Path: utzoo!utgpu!news-server.csri.toronto.edu!rpi!usc!wuarchive!udel!nigel.ee.udel.edu!mccalpin
From: mccalpin@perelandra.cms.udel.edu (John D. McCalpin)
Newsgroups: comp.arch
Subject: Re: RISC vs. CISC -- SPECmarks
Message-ID: <MCCALPIN.91May7092645@pereland.cms.udel.edu>
Date: 7 May 91 13:26:45 GMT
References: <3423@charon.cwi.nl> <11602@mentor.cc.purdue.edu>
	<1991Apr30.163153.18568@midway.uchicago.edu>
	<1991May2.162909.9165@news.arc.nasa.gov> <819@cadlab.sublink.ORG>
	<1991May7.061500.7485@marlin.jcu.edu.au>
Sender: usenet@ee.udel.edu
Organization: College of Marine Studies, U. Del.
Lines: 52
Nntp-Posting-Host: perelandra.cms.udel.edu
In-reply-to: csrdh@marlin.jcu.edu.au's message of 7 May 91 06:15:00 GMT

>> On 7 May 91 06:15:00 GMT, csrdh@marlin.jcu.edu.au (Rowan Hughes) said:

Rowan> I'm a little puzzled by the discussions involving vector vs.
Rowan> risc s-scalar.  Given similar hardware, and an appropriate
Rowan> (vectorizable) algorithm the vector method should always be
Rowan> much faster. 

I am not sure exactly what question you are implying in this
statement.  If you are just saying that a vectorizable algorithm will
run faster if you vectorize it, then I agree.  However, it is often
the case that non-vectorizable algorithms on fast scalar machines can
outperform a vector algorithm for the same problem on a vector machine
of similar technology.  

The primary difference is usually computational complexity --- for
example, Gaussian elimination for tridiagonal matrices requires O(N)
work and is not vectorizable, while Cyclic reduction requires O(NlogN)
work and is vectorizable.  The relative performance of the algorithms
is thus a balance between the extra work required by the vector
algorithm and the extra performance of the vector hardware.

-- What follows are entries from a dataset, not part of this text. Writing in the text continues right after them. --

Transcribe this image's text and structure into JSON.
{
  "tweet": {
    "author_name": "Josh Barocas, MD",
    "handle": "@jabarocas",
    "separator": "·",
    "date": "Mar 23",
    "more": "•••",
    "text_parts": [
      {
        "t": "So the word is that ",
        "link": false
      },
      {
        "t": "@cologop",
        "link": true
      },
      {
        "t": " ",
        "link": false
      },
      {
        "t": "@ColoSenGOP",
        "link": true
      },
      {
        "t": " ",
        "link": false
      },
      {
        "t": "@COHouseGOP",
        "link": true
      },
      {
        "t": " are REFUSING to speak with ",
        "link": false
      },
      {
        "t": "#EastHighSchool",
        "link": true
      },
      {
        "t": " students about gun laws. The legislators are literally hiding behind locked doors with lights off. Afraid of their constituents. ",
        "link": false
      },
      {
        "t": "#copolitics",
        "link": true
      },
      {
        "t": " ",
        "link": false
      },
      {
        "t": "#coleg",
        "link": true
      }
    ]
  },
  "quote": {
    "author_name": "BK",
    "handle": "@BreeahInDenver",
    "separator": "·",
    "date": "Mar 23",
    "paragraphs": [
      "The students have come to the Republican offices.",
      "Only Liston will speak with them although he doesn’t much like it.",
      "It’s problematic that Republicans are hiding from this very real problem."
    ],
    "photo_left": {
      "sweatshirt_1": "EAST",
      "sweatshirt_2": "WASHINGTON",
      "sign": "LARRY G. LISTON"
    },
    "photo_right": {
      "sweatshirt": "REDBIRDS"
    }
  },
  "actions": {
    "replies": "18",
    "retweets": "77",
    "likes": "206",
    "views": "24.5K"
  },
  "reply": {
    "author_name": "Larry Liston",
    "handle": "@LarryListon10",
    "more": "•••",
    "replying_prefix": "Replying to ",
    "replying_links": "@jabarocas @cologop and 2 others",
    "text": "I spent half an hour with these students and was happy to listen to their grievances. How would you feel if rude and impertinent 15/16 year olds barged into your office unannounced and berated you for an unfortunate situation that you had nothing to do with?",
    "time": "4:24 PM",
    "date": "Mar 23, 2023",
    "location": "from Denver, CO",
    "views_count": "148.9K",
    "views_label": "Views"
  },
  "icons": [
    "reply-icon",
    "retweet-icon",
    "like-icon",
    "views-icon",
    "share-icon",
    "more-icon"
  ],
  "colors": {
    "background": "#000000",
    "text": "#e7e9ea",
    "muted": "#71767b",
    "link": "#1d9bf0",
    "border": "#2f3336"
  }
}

A secondary difference concerns memory bandwidth.  Most of the
machines that we have been discussing have insufficient memory
bandwidth to run long vector operations at full speed.  Thus,
algorithms that avoid excess memory accesses (like the inner product
algorithm for matrix multiplies) will run faster than an algorithm of
the same computational complexity that uses a standard "vector"
approach (like the SAXPY in the inner loop of the outer product
algorithm for matrix multiplies).

Rowan> Risc s-scalar machines are still essentially SISD.
Rowan> Also is a true vector machine using risc harware likely to
Rowan> emerge soon?  Hope my ignorance isnt too obvious.

Vector instructions are also essentially SISD at the hardware level.
When you execute a vector instruction on a vector machine, it is doing
(almost) exactly the same thing as a Killer Micro running a tight loop
feeding data into a pipelined FPU.  

To extend a Killer Micro to the functionality of a Cray Y/MP will
still require quite a bit of work.  The ability of the Cray to handle
2 vector loads, one vector store, one vector add, and one vector
multiply simultaneously does not easily fit into the RISC paradigm,
since it depends on the existence of multi-cycle instructions.
Superscalar does not seem exactly the way to go, unless the load-store
units are made independent of the integer and float units.  To
reproduce the functionality of the Cray Y/MP seems closer to VLIW than
most of the RISC approaches in use now....
--
John D. McCalpin			mccalpin@perelandra.cms.udel.edu
Assistant Professor			mccalpin@brahms.udel.edu
College of Marine Studies, U. Del.	J.MCCALPIN/OMNET